Obviously, many smaller businesses can't afford to become clients of corporations like KiddieCorp- although it should be noted that KiddieCorp and other similar companies offer services with the option for parents to foot the entire bill. Event creators with smaller budgets might also consider partnering with licensed providers in the area to figure out a more cost-effective solution. And if childcare is simply not something that fits in your budget or is not a key need for your audience, you may want to include links to nearby childcare services in your registration process.
As we mentioned before, subsidizing costs of childcare can also be a budget-friendlier option. For its 2019 conference, the International Communication Association did just that. Instead of paying $15 per hour, attendees who utilized childcare onsite paid only $5 per hour. A post-conference survey by ICA showed that 90% of respondents said having childcare made a difference as to whether they would attend; 90% of respondents also shared that they would use the childcare service again in the future.
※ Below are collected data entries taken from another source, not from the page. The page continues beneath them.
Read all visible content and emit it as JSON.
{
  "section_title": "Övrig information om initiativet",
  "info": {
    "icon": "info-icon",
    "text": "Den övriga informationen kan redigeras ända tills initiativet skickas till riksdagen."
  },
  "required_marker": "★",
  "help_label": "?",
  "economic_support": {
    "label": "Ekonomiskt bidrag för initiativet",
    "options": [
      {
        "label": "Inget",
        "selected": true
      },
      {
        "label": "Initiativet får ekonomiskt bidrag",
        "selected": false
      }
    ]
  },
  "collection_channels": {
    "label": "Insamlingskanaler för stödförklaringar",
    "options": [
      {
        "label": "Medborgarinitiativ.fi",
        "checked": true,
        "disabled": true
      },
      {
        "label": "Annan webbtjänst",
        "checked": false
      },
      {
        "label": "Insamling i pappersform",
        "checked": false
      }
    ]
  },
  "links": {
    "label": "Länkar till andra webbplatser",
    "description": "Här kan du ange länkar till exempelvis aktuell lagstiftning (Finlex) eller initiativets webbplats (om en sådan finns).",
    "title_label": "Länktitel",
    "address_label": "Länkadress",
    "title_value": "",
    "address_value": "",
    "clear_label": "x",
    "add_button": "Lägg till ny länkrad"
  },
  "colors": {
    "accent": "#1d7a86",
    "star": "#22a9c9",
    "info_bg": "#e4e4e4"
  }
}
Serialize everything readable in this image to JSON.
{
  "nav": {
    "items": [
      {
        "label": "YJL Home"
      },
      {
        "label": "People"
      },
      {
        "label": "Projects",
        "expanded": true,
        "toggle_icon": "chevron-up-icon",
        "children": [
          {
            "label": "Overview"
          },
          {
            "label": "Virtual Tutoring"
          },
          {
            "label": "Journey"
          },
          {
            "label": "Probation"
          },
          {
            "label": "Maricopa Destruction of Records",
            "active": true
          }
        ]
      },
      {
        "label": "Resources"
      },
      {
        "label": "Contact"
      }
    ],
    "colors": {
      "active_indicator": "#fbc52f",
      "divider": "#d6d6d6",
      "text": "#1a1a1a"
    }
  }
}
Complementary programs and grants for childcare also exist. For example, the Society for Industrial and Applied Mathematics offers conference grants that can be used to cover childcare services at the event or home. The grants also cover travel expenses for the child and/or the expense of bringing a caregiver to the conference. Values of grants are decided by the average cost of care.
One of the things we like about the Society for Industrial and Applied Mathematics (SIAM) is that they continue to experiment with different solutions rather than rely on just one. Recognizing the diversity and unique needs of families, SIAM has explored offering group care through third-party vendors, providing message boards that facilitate care coordination, and reimbursing the cost of services.
All in all, the industry is just beginning to give childcare at events the attention it needs and deserves. To be fair, many businesses relegate it to the bottom of their to-do list because it doesn't fit into their post-pandemic budget and they don't have the resources to explore cheaper options. Hopefully, this post has provided some helpful starting tips if your business is endeavoring to provide childcare.